In this setup BRT/HOT lanes could probably be added from I-5 down to near the existing Interstate Max line. It would likely cost about the same as LRT to and through Clark County.
A huge advantage is that the toll payers can help finance the project as well, and it would add an express lane in each direction bypassing the current interchange problems. It’s a great way to increase capacity without a huge price tag.
I know tolls aren’t popular, but removing the tolled vehicles from the main lanes should help free them up also. If there’s a clause that they can’t remove any free lanes, it seems like it would work to serve the most people at the lowest long term cost.

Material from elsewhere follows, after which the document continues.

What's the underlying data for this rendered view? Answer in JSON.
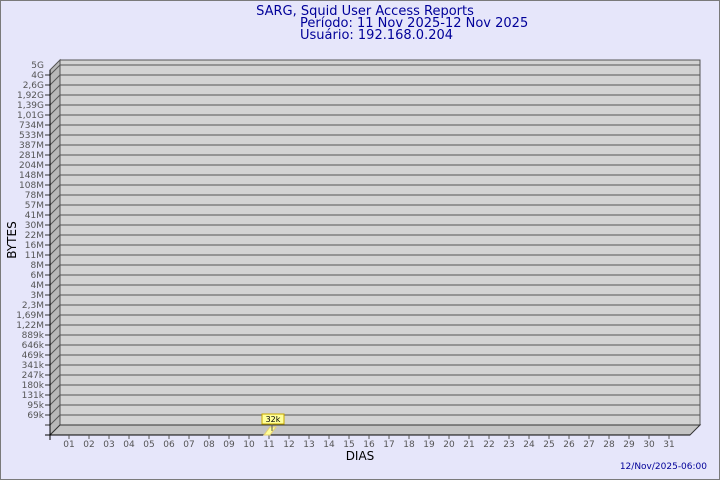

If there’s a clause that they can’t remove any free lanes
I don’t think there are going to be any free lanes. The only reasonable way to finance the local match is by tolling the bridge.
“Taxpayer subsidies for any transit option must end on the Oregon side of the Columbia Riverbank.”
Why? The taxpayer subsidies for non-transit options doesn’t end at the Oregon side.
Or do you mean Oregon subsidies must not be used in Washington?
One thing I always like to point out is that people simply like trains better. I know many people in the suburbs who use MAX to get to work, but before MAX was available they drove because they just simply do not like riding a bus.
For many people a bus is the worst of both worlds. You have to wait for the bus, make transfers, and sit in crowds. And you are still stuck in traffic.
Trains ride smoother, have dedicated ROW usually, and generally are PERCEIVED as being more reliable.
How about the mayor of Vancouver put light rail back for a vote in Vancouver (an actual LRV line that extends beyond downtown Vancouver).
If it passes, we move LRT forward.
If it fails, that means if MAX were extended it’d be a really expensive expansion just to dead end, so there’d be no point in building it.
We can study it for a zillion years, but someone has to pay for it. Should we waste time, energy and money on studies that the public shows no willingness to fund? The last time I checked it wasn’t my responsibility to move transit into Washington (I am a Tualatin resident and a resident of the TriMet boundaries). TriMet’s mission isn’t to do a dime for Clark County, and the only reason it does what it does (the line 6) is because C-Tran pays TriMet to do it.
The alternative is to create a bi-state transit agency (along the lines of PANY-NJ). Which, also requires voter approval.
How about the mayor of Vancouver put light rail back for a vote in Vancouver (an actual LRV line that extends beyond downtown Vancouver).
I think this hits the nail on the head. For light rail to be useful, there needs to be political will on the Clark County side of the river. And that extends beyond putting light rail on the bridge. They need to integrate the rest of their transportation and land use decisions into the region as well.
They created seven freeway lanes ending at a 3 lane bridge. There is little reason to think they will resist adding more lanes if the capacity is there to get people across the river. Until there is some evidence that Vancouver is going to develop a robust transit system with the dense development patterns that requires, just extending light rail across the river to Vancouver won’t fix much.